Karena tulisan ini berbicara masalah terorisme, lembaga pasukan elit Polri yakni Densus- 88, juga harus bersedia diaudit. Jadi misalnya tidak ada seorangpun bisa ditahan untuk diperiksa oleh polisi kecuali dicurigai telah melanggar hukum dan tidak seorangpun dapat dipenjarakan kecuali ia dinyatakan bersalah oleh pengadilan.

kesewenang-wenangan Densus 88 sebagai aktor utama pemberantasan teroris harus diakhiri. Sebab faktanya meski memiliki senjata yang lebih canggih dari Angkatan Darat, toh polisi tak kunjung berhasil menumpas teroris. Buktinya, kemudian muncul kasus bom Kepunton Solo akhir September lalu.

Pemerintah termasuk Polisi tidak dapat mengambil hak milik orang seorang tanpa kewenangan hukum yang jelas dan pembayaran kompensasi yang wajar. Singkatnya setiap orang berhak memperoleh perlakuan yang adil berdasarkan hukum yang berlaku. Prinsip hak-hak dasar negara itu berlaku di Inggris sejak tahun 1215 sebagaimana termuat dalam Magna Charta. Karena itu negara demokrasi biasanya diidentikan dengan negara hukum.

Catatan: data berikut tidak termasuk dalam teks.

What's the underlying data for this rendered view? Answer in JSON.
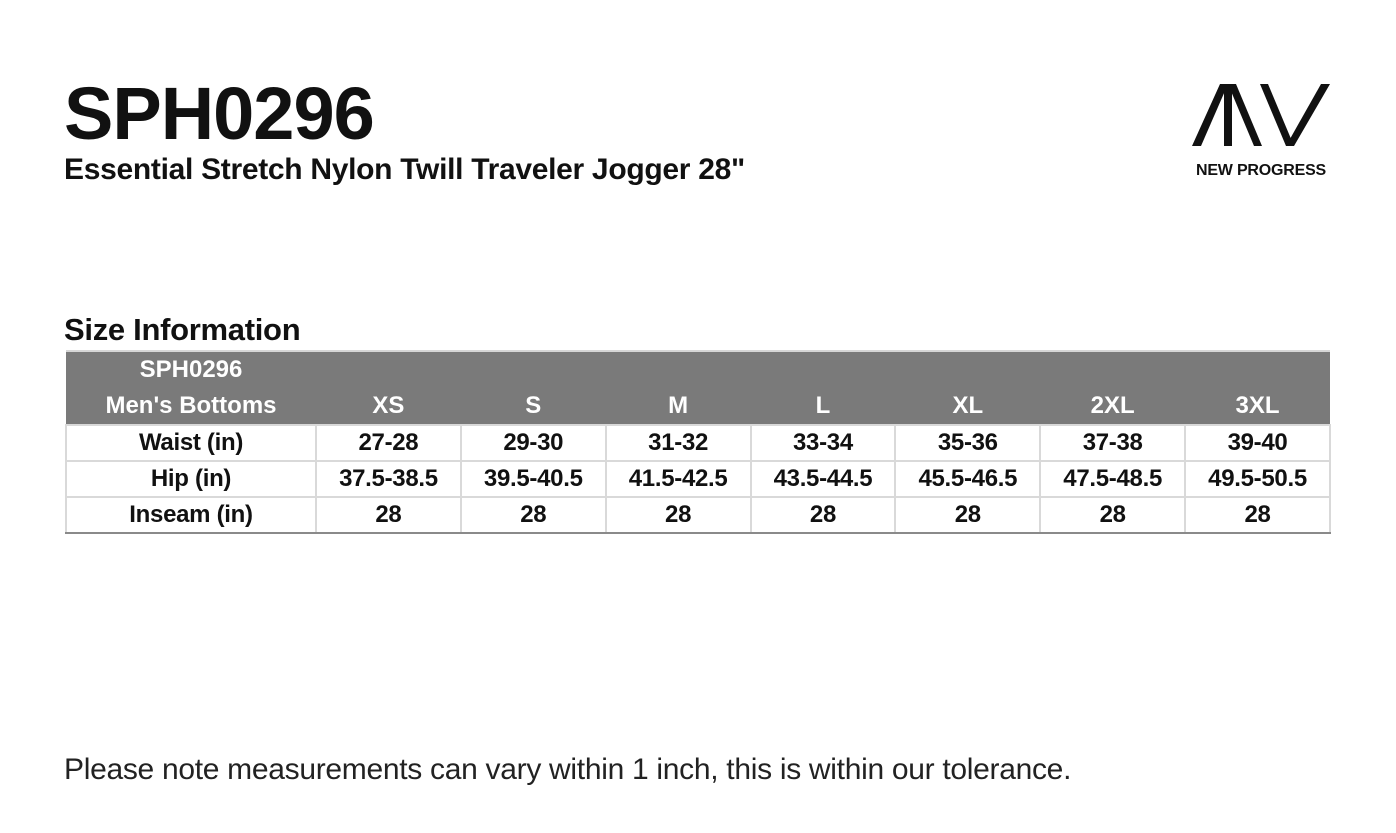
{
  "header": {
    "product_code": "SPH0296",
    "product_name": "Essential Stretch Nylon Twill Traveler Jogger 28\""
  },
  "logo": {
    "mark_text": "AIIV",
    "icon": "new-progress-logo-mark",
    "brand_text": "NEW PROGRESS"
  },
  "size_info": {
    "title": "Size Information",
    "header_bg_color": "#7a7a7a",
    "corner_line1": "SPH0296",
    "corner_line2": "Men's Bottoms",
    "sizes": [
      "XS",
      "S",
      "M",
      "L",
      "XL",
      "2XL",
      "3XL"
    ],
    "rows": [
      {
        "label": "Waist (in)",
        "values": [
          "27-28",
          "29-30",
          "31-32",
          "33-34",
          "35-36",
          "37-38",
          "39-40"
        ]
      },
      {
        "label": "Hip (in)",
        "values": [
          "37.5-38.5",
          "39.5-40.5",
          "41.5-42.5",
          "43.5-44.5",
          "45.5-46.5",
          "47.5-48.5",
          "49.5-50.5"
        ]
      },
      {
        "label": "Inseam (in)",
        "values": [
          "28",
          "28",
          "28",
          "28",
          "28",
          "28",
          "28"
        ]
      }
    ]
  },
  "footer": {
    "note": "Please note measurements can vary within 1 inch, this is within our tolerance."
  }
}
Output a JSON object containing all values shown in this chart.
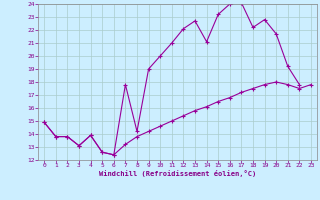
{
  "xlabel": "Windchill (Refroidissement éolien,°C)",
  "line_color": "#990099",
  "bg_color": "#cceeff",
  "grid_color": "#aacccc",
  "line1_x": [
    0,
    1,
    2,
    3,
    4,
    5,
    6,
    7,
    8,
    9,
    10,
    11,
    12,
    13,
    14,
    15,
    16,
    17,
    18,
    19,
    20,
    21,
    22
  ],
  "line1_y": [
    14.9,
    13.8,
    13.8,
    13.1,
    13.9,
    12.6,
    12.4,
    17.8,
    14.2,
    19.0,
    20.0,
    21.0,
    22.1,
    22.7,
    21.1,
    23.2,
    24.0,
    24.1,
    22.2,
    22.8,
    21.7,
    19.2,
    17.8
  ],
  "line2_x": [
    0,
    1,
    2,
    3,
    4,
    5,
    6,
    7,
    8,
    9,
    10,
    11,
    12,
    13,
    14,
    15,
    16,
    17,
    18,
    19,
    20,
    21,
    22,
    23
  ],
  "line2_y": [
    14.9,
    13.8,
    13.8,
    13.1,
    13.9,
    12.6,
    12.4,
    13.2,
    13.8,
    14.2,
    14.6,
    15.0,
    15.4,
    15.8,
    16.1,
    16.5,
    16.8,
    17.2,
    17.5,
    17.8,
    18.0,
    17.8,
    17.5,
    17.8
  ],
  "xlim": [
    -0.5,
    23.5
  ],
  "ylim": [
    12,
    24
  ],
  "yticks": [
    12,
    13,
    14,
    15,
    16,
    17,
    18,
    19,
    20,
    21,
    22,
    23,
    24
  ],
  "xticks": [
    0,
    1,
    2,
    3,
    4,
    5,
    6,
    7,
    8,
    9,
    10,
    11,
    12,
    13,
    14,
    15,
    16,
    17,
    18,
    19,
    20,
    21,
    22,
    23
  ]
}
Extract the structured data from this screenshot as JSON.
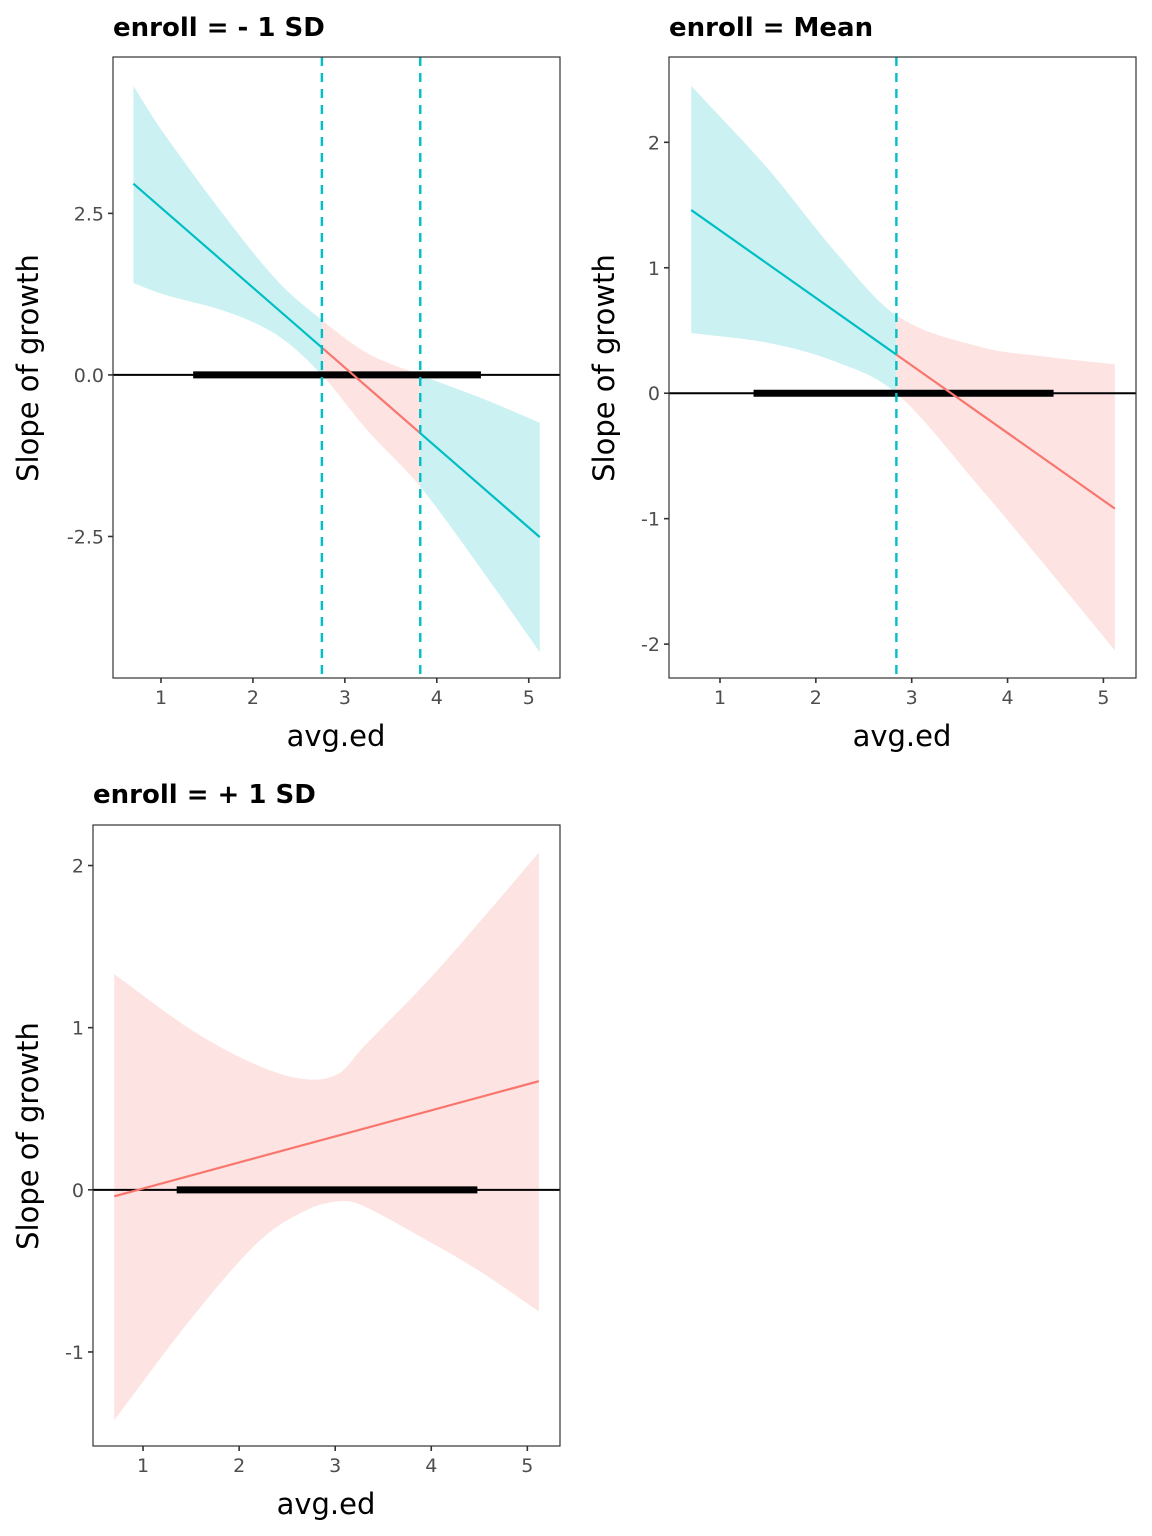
{
  "colors": {
    "significant": "#00BFC4",
    "not_significant": "#F8766D",
    "significant_fill": "#CCF1F2",
    "not_significant_fill": "#FDE3E2",
    "zero_line": "#000000",
    "panel_border": "#333333"
  },
  "chart_data": [
    {
      "type": "line",
      "title": "enroll = - 1 SD",
      "xlabel": "avg.ed",
      "ylabel": "Slope of growth",
      "xlim": [
        0.478,
        5.34
      ],
      "ylim": [
        -4.69,
        4.92
      ],
      "x_ticks": [
        1,
        2,
        3,
        4,
        5
      ],
      "x_tick_labels": [
        "1",
        "2",
        "3",
        "4",
        "5"
      ],
      "y_ticks": [
        -2.5,
        0,
        2.5
      ],
      "y_tick_labels": [
        "-2.5",
        "0.0",
        "2.5"
      ],
      "grid": false,
      "estimate": {
        "x": [
          0.7,
          5.12
        ],
        "y": [
          2.96,
          -2.51
        ]
      },
      "jn_bounds": [
        2.75,
        3.82
      ],
      "band": {
        "x": [
          0.7,
          1.02,
          1.75,
          2.29,
          2.75,
          3.24,
          3.82,
          4.54,
          5.12
        ],
        "lower": [
          1.42,
          1.25,
          0.96,
          0.59,
          0.0,
          -0.85,
          -1.73,
          -3.12,
          -4.29
        ],
        "upper": [
          4.47,
          3.76,
          2.35,
          1.42,
          0.85,
          0.34,
          0.0,
          -0.39,
          -0.74
        ]
      },
      "significant_regions": [
        [
          0.7,
          2.75
        ],
        [
          3.82,
          5.12
        ]
      ],
      "observed_range": [
        1.35,
        4.48
      ]
    },
    {
      "type": "line",
      "title": "enroll = Mean",
      "xlabel": "avg.ed",
      "ylabel": "Slope of growth",
      "xlim": [
        0.468,
        5.34
      ],
      "ylim": [
        -2.27,
        2.68
      ],
      "x_ticks": [
        1,
        2,
        3,
        4,
        5
      ],
      "x_tick_labels": [
        "1",
        "2",
        "3",
        "4",
        "5"
      ],
      "y_ticks": [
        -2,
        -1,
        0,
        1,
        2
      ],
      "y_tick_labels": [
        "-2",
        "-1",
        "0",
        "1",
        "2"
      ],
      "grid": false,
      "estimate": {
        "x": [
          0.7,
          5.12
        ],
        "y": [
          1.46,
          -0.92
        ]
      },
      "jn_bounds": [
        2.84
      ],
      "band": {
        "x": [
          0.7,
          1.51,
          2.21,
          2.84,
          3.71,
          4.41,
          5.12
        ],
        "lower": [
          0.48,
          0.4,
          0.25,
          0.0,
          -0.75,
          -1.39,
          -2.05
        ],
        "upper": [
          2.45,
          1.78,
          1.12,
          0.62,
          0.37,
          0.29,
          0.23
        ]
      },
      "significant_regions": [
        [
          0.7,
          2.84
        ]
      ],
      "observed_range": [
        1.35,
        4.48
      ]
    },
    {
      "type": "line",
      "title": "enroll = + 1 SD",
      "xlabel": "avg.ed",
      "ylabel": "Slope of growth",
      "xlim": [
        0.479,
        5.34
      ],
      "ylim": [
        -1.58,
        2.25
      ],
      "x_ticks": [
        1,
        2,
        3,
        4,
        5
      ],
      "x_tick_labels": [
        "1",
        "2",
        "3",
        "4",
        "5"
      ],
      "y_ticks": [
        -1,
        0,
        1,
        2
      ],
      "y_tick_labels": [
        "-1",
        "0",
        "1",
        "2"
      ],
      "grid": false,
      "estimate": {
        "x": [
          0.7,
          5.12
        ],
        "y": [
          -0.04,
          0.67
        ]
      },
      "jn_bounds": [],
      "band": {
        "x": [
          0.7,
          1.52,
          2.22,
          2.72,
          3.05,
          3.26,
          3.95,
          4.5,
          5.12
        ],
        "lower": [
          -1.42,
          -0.78,
          -0.31,
          -0.12,
          -0.07,
          -0.09,
          -0.31,
          -0.5,
          -0.75
        ],
        "upper": [
          1.33,
          0.98,
          0.76,
          0.68,
          0.72,
          0.86,
          1.28,
          1.65,
          2.08
        ]
      },
      "significant_regions": [],
      "observed_range": [
        1.35,
        4.48
      ]
    }
  ]
}
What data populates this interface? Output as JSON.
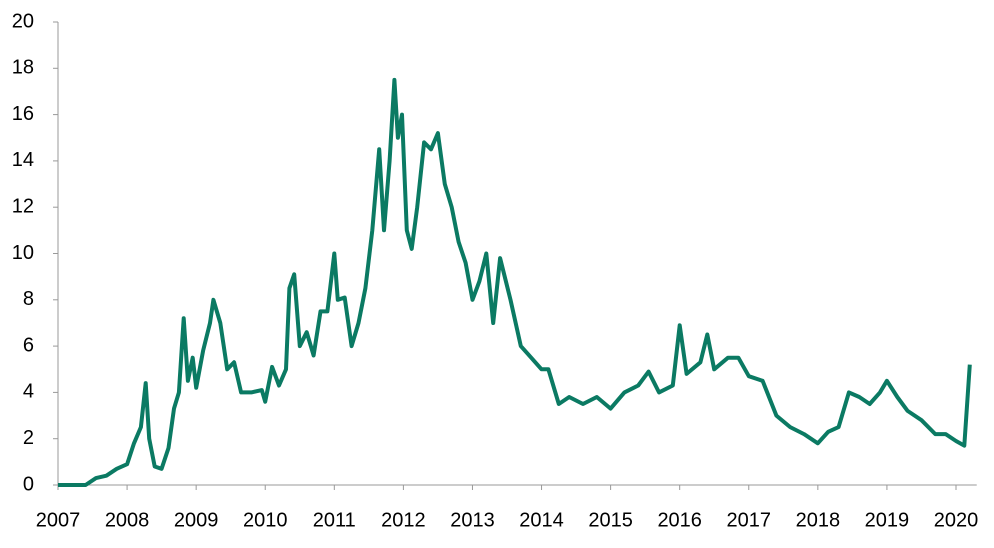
{
  "chart_data": {
    "type": "line",
    "x": [
      2007.0,
      2007.4,
      2007.55,
      2007.7,
      2007.85,
      2008.0,
      2008.1,
      2008.2,
      2008.27,
      2008.32,
      2008.4,
      2008.5,
      2008.6,
      2008.68,
      2008.75,
      2008.82,
      2008.88,
      2008.95,
      2009.0,
      2009.1,
      2009.2,
      2009.25,
      2009.35,
      2009.45,
      2009.55,
      2009.65,
      2009.8,
      2009.95,
      2010.0,
      2010.1,
      2010.2,
      2010.3,
      2010.35,
      2010.42,
      2010.5,
      2010.6,
      2010.7,
      2010.8,
      2010.9,
      2011.0,
      2011.05,
      2011.15,
      2011.25,
      2011.35,
      2011.45,
      2011.55,
      2011.65,
      2011.72,
      2011.8,
      2011.87,
      2011.92,
      2011.98,
      2012.05,
      2012.12,
      2012.2,
      2012.3,
      2012.4,
      2012.5,
      2012.6,
      2012.7,
      2012.8,
      2012.9,
      2013.0,
      2013.1,
      2013.2,
      2013.3,
      2013.4,
      2013.55,
      2013.7,
      2013.85,
      2014.0,
      2014.1,
      2014.25,
      2014.4,
      2014.6,
      2014.8,
      2015.0,
      2015.2,
      2015.4,
      2015.55,
      2015.7,
      2015.9,
      2016.0,
      2016.1,
      2016.3,
      2016.4,
      2016.5,
      2016.7,
      2016.85,
      2017.0,
      2017.2,
      2017.4,
      2017.6,
      2017.8,
      2018.0,
      2018.15,
      2018.3,
      2018.45,
      2018.6,
      2018.75,
      2018.9,
      2019.0,
      2019.15,
      2019.3,
      2019.5,
      2019.7,
      2019.85,
      2020.0,
      2020.12,
      2020.2
    ],
    "series": [
      {
        "color": "#0b7a63",
        "values": [
          0,
          0,
          0.3,
          0.4,
          0.7,
          0.9,
          1.8,
          2.5,
          4.4,
          2.0,
          0.8,
          0.7,
          1.6,
          3.3,
          4.0,
          7.2,
          4.5,
          5.5,
          4.2,
          5.8,
          7.0,
          8.0,
          7.0,
          5.0,
          5.3,
          4.0,
          4.0,
          4.1,
          3.6,
          5.1,
          4.3,
          5.0,
          8.5,
          9.1,
          6.0,
          6.6,
          5.6,
          7.5,
          7.5,
          10.0,
          8.0,
          8.1,
          6.0,
          7.0,
          8.5,
          11.0,
          14.5,
          11.0,
          14.0,
          17.5,
          15.0,
          16.0,
          11.0,
          10.2,
          12.0,
          14.8,
          14.5,
          15.2,
          13.0,
          12.0,
          10.5,
          9.6,
          8.0,
          8.8,
          10.0,
          7.0,
          9.8,
          8.0,
          6.0,
          5.5,
          5.0,
          5.0,
          3.5,
          3.8,
          3.5,
          3.8,
          3.3,
          4.0,
          4.3,
          4.9,
          4.0,
          4.3,
          6.9,
          4.8,
          5.3,
          6.5,
          5.0,
          5.5,
          5.5,
          4.7,
          4.5,
          3.0,
          2.5,
          2.2,
          1.8,
          2.3,
          2.5,
          4.0,
          3.8,
          3.5,
          4.0,
          4.5,
          3.8,
          3.2,
          2.8,
          2.2,
          2.2,
          1.9,
          1.7,
          5.2
        ]
      }
    ],
    "xlim": [
      2007,
      2020.3
    ],
    "xticks": [
      2007,
      2008,
      2009,
      2010,
      2011,
      2012,
      2013,
      2014,
      2015,
      2016,
      2017,
      2018,
      2019,
      2020
    ],
    "ylim": [
      0,
      20
    ],
    "yticks": [
      0,
      2,
      4,
      6,
      8,
      10,
      12,
      14,
      16,
      18,
      20
    ]
  }
}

Jika sebuah institusi milik negara memberantas terorisme dengan cara teror pula, inilah yang disebut terorisme oleh negara. Terorisme negara jauh lebih berbahaya dari sisi manapun karena telah menghancurkan sendi-sendi ketatanegaraan. Ia bisa menganeksasi,menduduki negara lain dengan dalih teroris tanpa ada pembuktian lebih dahulu bahkan tanpa ada proses peradilan.